Saturday, 22 October 2022

WFRP 1e and 2e Careers: The Beggar & The Vagabond

 The 1e Beggar career was not brought forward into 2e.  A somewhat similar but also distinctly different character was created: The Vagabond.  The tonal difference is quite obvious: I think that the Beggar was envisioned as an urban career that did mainly rely on begging to survive.  The Maelstrom RPG, which may have influenced the writers of WFRP 1e, had several sub-classes within its Beggar career, differentiating them by which precise methods of begging they used(!).  The Vagabond RPG is more of the "gentleman of the road" stereotype, although resembling, this time more accidentally I think, the Maelstrom RPG's Rogue career.  Incidentally, the Liber Fanatica fanzine wrote that the 2e equivalent to the Beggar was contained in the Peasant career.  I don't see this at all, although I am always slightly reluctant to disagree since some of its writers had been official playtesters for 2e and may have been in a position to know directly.  In any case, the original package for the Beggar was:

Skills: Begging, Concealment Urban, Secret Language (Thieves' Tongue), Secret Signs (Thieves' Signs), Silent Move Urban, 25% chance of Consume Alcohol

If this character were bumped up with some of the skills from the Vagabond character, then we might go to:

Skills: Begging, Concealment Urban, Silent Move Urban, 75% chance of Secret Signs (Thieves' Signs), 50% chance of Haggle, 50% chance of Orientation, 50% chance of Secret Language (Ranger), 50% chance of Secret Language (Thieves' Tongue), 30% chance of Secret signs (Gamekeeper), 25% chance of Consume Alcohol, 25% chance of Fleet Footed, 25% chance of Storytelling, 25% chance of Swim

The above is okay, I think, but the problem here is that 2e Vagabond is quite a generous career, rather overpowered for its concept.  I find myself wanting to get rid of the Fleet Footed and Swim options too.  For example, an entirely legitimate set of skill and talent choices would be:

Skills: Common Knowledge (Bretonnia), Secret Language (Thieves' Tongue), Haggle, Heal, Navigation, Outdoor Survival, Performer (Singer), Silent Move
Talents: Fleet Footed, Marksman, Seasoned Traveller

That character really does have skills that can pay the bills, so this is very much a professional vagabond.
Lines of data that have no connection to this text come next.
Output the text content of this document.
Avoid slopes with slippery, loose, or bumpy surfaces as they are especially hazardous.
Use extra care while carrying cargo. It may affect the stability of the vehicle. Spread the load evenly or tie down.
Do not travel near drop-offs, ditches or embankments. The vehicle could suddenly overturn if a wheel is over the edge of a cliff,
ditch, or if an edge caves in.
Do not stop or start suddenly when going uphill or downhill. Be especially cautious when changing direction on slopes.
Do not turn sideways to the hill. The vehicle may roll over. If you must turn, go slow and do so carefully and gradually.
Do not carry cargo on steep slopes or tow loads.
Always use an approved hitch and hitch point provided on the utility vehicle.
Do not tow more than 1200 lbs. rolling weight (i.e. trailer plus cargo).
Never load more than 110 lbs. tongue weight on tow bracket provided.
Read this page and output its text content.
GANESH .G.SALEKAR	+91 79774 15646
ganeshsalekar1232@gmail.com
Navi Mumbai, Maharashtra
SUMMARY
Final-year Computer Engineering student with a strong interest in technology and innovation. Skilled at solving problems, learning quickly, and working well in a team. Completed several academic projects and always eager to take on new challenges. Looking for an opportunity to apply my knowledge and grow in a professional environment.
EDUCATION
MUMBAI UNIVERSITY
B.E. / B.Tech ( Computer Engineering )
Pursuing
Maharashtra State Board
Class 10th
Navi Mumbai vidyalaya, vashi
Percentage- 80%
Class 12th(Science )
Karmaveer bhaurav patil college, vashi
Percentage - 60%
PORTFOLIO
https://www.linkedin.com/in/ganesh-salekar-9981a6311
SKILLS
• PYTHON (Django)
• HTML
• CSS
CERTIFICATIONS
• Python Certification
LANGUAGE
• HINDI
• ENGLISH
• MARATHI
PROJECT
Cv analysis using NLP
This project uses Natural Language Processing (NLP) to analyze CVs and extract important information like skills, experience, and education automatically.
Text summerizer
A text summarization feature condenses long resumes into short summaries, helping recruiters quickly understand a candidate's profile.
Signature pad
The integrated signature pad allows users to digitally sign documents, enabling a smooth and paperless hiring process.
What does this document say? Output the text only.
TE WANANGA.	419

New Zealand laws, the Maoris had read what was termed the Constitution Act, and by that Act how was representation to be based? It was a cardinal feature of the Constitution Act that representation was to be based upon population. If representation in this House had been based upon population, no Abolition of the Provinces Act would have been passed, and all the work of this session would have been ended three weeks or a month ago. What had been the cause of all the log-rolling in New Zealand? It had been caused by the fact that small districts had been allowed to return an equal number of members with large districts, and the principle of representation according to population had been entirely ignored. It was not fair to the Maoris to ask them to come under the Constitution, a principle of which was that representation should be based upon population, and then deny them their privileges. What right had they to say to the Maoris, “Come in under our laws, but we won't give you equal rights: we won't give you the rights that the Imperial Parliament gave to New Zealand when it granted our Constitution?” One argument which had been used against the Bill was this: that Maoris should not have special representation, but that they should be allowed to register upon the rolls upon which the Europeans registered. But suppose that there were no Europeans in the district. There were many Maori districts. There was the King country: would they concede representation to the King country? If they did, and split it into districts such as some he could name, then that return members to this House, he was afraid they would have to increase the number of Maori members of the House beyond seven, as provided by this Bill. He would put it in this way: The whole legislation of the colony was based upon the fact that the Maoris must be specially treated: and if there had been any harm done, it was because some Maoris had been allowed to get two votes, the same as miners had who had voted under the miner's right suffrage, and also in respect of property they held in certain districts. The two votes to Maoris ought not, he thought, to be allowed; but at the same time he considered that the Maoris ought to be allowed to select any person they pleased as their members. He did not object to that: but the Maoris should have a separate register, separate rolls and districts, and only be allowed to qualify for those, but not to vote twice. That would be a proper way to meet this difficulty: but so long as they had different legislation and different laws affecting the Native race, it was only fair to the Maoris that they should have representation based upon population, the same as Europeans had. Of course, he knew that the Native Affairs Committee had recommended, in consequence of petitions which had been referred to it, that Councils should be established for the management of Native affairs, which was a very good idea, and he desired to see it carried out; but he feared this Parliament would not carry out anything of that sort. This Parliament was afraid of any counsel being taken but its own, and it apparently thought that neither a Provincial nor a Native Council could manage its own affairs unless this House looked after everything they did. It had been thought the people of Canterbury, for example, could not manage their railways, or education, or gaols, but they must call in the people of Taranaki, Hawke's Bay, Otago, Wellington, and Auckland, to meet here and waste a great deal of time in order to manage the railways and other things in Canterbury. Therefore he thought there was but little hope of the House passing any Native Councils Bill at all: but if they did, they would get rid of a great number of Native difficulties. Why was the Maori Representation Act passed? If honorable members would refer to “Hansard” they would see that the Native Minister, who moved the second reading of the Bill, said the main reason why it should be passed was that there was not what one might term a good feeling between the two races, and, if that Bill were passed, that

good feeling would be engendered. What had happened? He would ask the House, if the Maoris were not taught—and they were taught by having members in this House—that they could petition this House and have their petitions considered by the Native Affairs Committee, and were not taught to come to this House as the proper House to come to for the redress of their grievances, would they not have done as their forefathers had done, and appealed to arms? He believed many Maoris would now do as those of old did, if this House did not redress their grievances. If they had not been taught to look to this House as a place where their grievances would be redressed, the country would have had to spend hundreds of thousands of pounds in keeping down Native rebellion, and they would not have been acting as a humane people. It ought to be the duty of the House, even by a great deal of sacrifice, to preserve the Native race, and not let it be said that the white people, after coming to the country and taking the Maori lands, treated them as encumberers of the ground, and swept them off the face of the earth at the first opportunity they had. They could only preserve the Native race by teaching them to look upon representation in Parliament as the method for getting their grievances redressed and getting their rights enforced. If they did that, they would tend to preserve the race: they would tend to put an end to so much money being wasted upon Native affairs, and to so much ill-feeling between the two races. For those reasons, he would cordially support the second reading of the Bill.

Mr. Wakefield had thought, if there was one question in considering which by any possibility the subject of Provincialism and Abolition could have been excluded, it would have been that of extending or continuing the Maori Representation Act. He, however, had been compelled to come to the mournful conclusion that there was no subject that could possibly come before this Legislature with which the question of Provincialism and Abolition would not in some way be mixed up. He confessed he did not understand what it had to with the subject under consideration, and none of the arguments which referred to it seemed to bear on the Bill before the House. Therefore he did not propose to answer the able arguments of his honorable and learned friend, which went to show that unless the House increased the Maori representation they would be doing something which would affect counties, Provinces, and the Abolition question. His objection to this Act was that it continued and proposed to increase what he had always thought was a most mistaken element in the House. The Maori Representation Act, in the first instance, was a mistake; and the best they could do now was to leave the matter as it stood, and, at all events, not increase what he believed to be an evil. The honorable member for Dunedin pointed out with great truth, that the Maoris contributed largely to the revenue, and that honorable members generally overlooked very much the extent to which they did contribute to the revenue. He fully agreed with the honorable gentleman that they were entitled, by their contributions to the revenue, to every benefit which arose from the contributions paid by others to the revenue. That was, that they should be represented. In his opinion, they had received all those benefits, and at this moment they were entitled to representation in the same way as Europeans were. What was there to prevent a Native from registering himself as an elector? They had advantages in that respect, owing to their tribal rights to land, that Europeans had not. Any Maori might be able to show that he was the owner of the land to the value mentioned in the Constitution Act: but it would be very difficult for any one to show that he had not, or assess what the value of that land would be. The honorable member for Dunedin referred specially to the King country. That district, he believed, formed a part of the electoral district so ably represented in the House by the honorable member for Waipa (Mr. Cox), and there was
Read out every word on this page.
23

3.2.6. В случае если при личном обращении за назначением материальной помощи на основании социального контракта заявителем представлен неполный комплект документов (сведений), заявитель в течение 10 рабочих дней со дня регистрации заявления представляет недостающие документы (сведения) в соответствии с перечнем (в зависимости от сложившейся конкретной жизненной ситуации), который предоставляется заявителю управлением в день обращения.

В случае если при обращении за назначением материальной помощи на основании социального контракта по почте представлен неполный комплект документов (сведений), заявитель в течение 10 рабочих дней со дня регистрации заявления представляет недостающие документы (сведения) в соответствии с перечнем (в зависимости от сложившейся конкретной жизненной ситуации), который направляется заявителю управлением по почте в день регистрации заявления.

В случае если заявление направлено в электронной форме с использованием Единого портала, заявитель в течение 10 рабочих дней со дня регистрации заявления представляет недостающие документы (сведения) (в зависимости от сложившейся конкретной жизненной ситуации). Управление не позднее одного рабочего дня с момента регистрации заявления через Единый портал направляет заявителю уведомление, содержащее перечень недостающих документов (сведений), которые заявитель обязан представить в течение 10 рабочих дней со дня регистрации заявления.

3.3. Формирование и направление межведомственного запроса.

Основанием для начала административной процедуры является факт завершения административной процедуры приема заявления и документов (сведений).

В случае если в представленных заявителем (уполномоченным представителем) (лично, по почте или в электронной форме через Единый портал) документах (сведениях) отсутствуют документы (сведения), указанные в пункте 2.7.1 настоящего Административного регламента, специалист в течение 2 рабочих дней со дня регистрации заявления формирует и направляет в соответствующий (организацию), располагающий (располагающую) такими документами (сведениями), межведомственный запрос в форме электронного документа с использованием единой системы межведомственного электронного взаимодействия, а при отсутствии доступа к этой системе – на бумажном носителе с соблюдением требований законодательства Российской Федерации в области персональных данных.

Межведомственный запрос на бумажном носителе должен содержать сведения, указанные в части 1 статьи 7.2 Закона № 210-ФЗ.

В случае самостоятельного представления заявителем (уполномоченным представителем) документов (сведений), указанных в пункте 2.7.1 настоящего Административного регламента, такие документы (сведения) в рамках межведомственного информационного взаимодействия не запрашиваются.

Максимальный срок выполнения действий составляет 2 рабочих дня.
But that really doesn't work if they are always perceived as common criminals - unless there is a very strong Vagabond sub-culture which still makes it a worthwhile life option.  So going the other way into 1e, how might this character look?

Skills: Begging, Silent Move (Rural), Silent Move (Urban), 75% chance of Orientation, 50% chance of Concealment (Rural), 50% chance of Concealment (Urban), 50% chance of Haggle, 50% chance of Secret Language (Ranger), 50% chance of Secret Language (Thieves'), 30% chance of Dance, 30% chance of Sing, 30% chance of Storytelling, 25% chance of Marksmanship, 25% chance of Swim, 20% chance of Sixth Sense

I am not entirely sold on this but on the other hand it doesn't seem too bad.  I haven't included Heal Wounds, I just think that is wrong for the character concept.  One might add a 25% chance of Herb Lore though without being too unreasonable.  A chance of Musicianship at the same level as Dance etc. might work too.

Going back to 1e, one of the weakest-designed skills is Secret Signs.  The entry states that Signs work at the level of individual careers but doesn't make clear if all careers have them.  One assumes not since otherwise every career should have this skill, whereas the Beggar career has the Secret signs - Thieves' signs skill and the Hunter has the Secret Signs - Woodsman's.  To make things even more muddy, the skill description states that Gamekeepers have Secret Signs but the actual Gamekeeper only has the skill for the Poacher sub-career! Anyway, all that being so, the following Secret Signs' sub-skills are the ones that actually seem to exist in 1e world:

Dwarven Engineer
Druid
Lawyer
Pedlar
Poacher
Scout
Templar
Thief
Woodsman

It isn't written but I am assuming the logic of the Templar career should imply that this is a separate skill for each Templar Order.  I don't think there is anything in the background which would justify the individual orders wanting or needing to communicate with each other through Secret Signs.  

There doesn't seem to be much rhyme or reason to these choices.  I mean they are mainly individually defensible but why Lawyers have them but Physicians don't, for example, is hard to intuitively understand.  There is obviously a lot of design-space in here and something quite useful could be made of it but it seems a little half-baked as it is.